What was your career path to your current role?

‘I graduated with a law degree, passed my PCLL and completed my traineeship with an international law firm. Motivated by the mentors of The Hong Kong Institute of Chartered Secretaries (the Institute) and my experience working with listed companies and financial institutions in IPOs, M&As, banking and funds transactions during my traineeship, I took the Institute’s qualifying exam and became a Chartered Secretary and a Chartered Governance Professional. I have since specialised in fund formation in my legal practice. The investing public, especially institutional and other sophisticated investors, look for a lot more in fund managers and sponsors than their track records in performance and compliance. Understanding governance enables me to address and solve clients’, and their investors’, issues from another perspective.’

What value does governance bring to organisations and to wider society?

‘Governance is the conscience of an organisation. While law sets the baseline standard of human behaviour in a civilised community that embodies rule of law, governance entails expectations from different stakeholders on how an organisation should be managed and operated. It is beyond the black letter law of what must and must not be done. The balance of meeting and managing stakeholder expectations, while upholding the conscience of organisations and the wider society, brings value.’

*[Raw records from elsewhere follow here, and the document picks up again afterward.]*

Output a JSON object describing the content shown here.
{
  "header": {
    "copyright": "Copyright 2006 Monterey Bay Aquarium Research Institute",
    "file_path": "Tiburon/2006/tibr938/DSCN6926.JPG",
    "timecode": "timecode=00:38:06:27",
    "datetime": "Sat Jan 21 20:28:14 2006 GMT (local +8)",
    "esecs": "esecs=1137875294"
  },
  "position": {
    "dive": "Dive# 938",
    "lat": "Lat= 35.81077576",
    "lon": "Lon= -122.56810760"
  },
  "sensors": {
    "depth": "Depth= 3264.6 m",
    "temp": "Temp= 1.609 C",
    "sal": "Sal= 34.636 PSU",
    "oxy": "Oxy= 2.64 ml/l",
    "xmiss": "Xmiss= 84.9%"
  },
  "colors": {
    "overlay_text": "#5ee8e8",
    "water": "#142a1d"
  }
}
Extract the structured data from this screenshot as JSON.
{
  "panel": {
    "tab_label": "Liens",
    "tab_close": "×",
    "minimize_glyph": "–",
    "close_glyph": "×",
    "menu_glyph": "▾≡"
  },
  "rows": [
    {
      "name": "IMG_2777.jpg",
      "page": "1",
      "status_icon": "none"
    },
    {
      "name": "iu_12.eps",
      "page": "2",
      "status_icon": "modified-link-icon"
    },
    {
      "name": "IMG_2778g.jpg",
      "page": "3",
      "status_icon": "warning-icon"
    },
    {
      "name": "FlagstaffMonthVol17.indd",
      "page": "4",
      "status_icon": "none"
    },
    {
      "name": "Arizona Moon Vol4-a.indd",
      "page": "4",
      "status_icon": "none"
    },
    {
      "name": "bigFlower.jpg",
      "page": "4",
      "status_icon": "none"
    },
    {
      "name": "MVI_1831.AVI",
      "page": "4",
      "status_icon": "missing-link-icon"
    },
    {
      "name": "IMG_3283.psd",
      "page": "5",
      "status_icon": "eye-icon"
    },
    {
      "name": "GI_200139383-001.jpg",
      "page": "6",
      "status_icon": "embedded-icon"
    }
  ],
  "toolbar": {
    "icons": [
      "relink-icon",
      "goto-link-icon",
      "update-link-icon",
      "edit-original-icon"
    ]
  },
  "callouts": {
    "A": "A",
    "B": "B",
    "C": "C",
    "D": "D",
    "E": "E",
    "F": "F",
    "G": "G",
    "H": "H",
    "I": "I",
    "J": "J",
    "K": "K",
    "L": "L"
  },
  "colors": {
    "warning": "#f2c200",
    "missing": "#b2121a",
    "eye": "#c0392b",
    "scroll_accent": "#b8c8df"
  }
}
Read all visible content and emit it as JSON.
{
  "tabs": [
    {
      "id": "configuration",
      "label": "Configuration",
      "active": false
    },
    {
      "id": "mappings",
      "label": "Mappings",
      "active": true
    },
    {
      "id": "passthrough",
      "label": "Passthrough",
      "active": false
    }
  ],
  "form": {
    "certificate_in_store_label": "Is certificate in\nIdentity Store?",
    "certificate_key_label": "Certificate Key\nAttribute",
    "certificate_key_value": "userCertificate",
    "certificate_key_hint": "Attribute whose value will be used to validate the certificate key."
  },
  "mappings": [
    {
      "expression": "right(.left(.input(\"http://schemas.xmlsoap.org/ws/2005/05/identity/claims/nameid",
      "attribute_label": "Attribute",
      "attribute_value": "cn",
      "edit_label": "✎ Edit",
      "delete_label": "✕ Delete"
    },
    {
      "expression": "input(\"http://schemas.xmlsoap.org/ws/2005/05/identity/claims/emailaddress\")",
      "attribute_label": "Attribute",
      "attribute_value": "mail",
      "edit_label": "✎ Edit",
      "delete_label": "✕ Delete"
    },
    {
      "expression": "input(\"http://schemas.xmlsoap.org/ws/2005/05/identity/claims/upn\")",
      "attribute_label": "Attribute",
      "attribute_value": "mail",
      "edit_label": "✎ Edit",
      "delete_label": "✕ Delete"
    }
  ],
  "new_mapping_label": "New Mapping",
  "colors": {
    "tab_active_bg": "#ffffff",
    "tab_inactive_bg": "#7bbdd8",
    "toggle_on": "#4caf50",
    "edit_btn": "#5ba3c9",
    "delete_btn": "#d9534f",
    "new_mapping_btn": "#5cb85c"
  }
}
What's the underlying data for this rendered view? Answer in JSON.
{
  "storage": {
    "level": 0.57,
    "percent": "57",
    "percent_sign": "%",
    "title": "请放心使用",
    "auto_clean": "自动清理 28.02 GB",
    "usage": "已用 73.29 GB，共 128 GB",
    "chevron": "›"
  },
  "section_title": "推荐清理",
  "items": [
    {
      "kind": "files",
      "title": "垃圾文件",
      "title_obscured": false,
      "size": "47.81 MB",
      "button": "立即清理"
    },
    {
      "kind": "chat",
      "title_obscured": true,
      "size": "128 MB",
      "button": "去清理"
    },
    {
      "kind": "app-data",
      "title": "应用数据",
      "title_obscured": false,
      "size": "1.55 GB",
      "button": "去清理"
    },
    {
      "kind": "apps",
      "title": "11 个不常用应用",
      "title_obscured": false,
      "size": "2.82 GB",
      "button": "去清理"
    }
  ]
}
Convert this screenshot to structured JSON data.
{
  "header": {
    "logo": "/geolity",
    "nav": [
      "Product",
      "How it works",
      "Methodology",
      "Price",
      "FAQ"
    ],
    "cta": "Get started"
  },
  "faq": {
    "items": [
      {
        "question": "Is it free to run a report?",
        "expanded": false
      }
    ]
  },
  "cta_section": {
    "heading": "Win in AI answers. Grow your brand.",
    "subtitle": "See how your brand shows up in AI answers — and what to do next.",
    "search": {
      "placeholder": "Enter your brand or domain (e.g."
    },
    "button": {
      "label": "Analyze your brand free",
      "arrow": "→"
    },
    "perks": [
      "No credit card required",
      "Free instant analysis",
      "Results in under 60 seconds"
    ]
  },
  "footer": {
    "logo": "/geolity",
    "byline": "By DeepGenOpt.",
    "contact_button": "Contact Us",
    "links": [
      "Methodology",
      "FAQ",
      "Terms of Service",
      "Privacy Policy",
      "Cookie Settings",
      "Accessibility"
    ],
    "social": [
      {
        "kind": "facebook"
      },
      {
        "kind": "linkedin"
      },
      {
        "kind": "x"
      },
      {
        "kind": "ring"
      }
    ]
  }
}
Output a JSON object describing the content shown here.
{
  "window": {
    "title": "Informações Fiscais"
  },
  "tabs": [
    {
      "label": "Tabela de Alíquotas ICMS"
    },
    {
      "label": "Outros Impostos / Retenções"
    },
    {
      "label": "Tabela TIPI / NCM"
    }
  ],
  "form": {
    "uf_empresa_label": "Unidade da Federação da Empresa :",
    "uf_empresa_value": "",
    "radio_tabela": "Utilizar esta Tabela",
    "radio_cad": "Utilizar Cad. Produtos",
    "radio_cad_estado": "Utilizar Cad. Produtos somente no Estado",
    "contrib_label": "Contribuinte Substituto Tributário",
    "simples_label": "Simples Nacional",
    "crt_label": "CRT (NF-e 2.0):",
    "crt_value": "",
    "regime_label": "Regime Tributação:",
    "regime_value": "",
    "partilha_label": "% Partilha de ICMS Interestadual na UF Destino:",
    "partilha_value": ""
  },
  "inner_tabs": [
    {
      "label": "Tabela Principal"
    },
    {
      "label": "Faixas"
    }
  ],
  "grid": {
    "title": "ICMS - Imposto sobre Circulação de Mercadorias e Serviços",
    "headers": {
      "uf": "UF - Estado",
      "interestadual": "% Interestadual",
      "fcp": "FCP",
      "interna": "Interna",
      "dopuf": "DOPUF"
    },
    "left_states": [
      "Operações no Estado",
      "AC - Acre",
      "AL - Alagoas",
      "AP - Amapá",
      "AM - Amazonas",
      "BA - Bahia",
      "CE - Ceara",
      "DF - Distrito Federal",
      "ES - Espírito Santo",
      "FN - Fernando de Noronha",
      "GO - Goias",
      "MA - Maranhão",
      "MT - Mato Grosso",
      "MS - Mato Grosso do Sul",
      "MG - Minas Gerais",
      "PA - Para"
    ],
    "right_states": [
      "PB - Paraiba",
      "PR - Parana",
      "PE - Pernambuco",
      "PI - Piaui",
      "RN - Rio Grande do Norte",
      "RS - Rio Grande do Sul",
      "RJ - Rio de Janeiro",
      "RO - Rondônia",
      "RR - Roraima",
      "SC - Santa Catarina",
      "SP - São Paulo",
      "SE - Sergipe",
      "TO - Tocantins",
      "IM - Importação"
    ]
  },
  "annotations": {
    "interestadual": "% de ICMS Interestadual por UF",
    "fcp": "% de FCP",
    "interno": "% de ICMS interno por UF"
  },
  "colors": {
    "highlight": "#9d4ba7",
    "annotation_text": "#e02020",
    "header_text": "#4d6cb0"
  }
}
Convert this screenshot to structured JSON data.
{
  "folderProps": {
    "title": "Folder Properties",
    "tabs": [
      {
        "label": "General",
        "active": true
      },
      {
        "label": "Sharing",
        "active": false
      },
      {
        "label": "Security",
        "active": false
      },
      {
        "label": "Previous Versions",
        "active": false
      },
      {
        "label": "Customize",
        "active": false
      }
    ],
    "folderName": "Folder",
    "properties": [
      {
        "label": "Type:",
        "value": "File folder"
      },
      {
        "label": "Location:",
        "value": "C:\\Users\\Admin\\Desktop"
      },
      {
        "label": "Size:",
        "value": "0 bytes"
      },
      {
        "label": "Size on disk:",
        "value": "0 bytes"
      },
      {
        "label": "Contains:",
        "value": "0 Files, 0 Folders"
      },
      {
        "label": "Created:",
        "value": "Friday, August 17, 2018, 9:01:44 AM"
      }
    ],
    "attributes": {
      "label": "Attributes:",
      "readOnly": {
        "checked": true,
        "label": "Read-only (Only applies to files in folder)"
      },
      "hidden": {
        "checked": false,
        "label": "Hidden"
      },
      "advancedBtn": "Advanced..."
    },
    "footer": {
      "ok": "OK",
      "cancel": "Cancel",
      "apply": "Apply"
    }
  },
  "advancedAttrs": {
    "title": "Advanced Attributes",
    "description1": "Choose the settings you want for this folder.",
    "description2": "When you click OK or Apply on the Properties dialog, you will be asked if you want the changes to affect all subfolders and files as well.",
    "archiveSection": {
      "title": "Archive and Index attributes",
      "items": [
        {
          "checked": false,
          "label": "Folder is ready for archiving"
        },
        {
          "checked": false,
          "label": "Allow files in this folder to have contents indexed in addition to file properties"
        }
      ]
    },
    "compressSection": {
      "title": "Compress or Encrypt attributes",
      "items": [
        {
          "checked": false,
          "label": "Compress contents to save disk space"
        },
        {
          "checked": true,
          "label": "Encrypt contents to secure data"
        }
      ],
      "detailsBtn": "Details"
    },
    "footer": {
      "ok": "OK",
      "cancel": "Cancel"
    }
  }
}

What qualities do you think are needed to be a successful governance professional?

‘Conscience, integrity and persistence. When balancing the different expectations of various stakeholders, there will inevitably be conflicts and challenges. There are principles and values which should not be forgotten, even under the most difficult circumstances. Conscience, integrity and persistence helps one stand up for the principles, values and practices that should be upheld.’

How do you think governance will evolve in the future?

‘‘The public will be more engaged with governance and the compliance environment will be more stringent. In addition to listed companies and the private sector, the government and NGOs will also be expected to have good governance. Emerging sectors, such as fintech and virtual assets-related industries will actively pursue and invest in good governance to build and reinforce the trust of the investing public in them.’

What inspires you in your life and work?

‘Passion and dedication to improve myself, excel in the work I do, bring joy to others and make our world a better place to live in.’

How do you fill your time outside work?

‘I cook for my family and friends, and design my own dresses and jewellery.’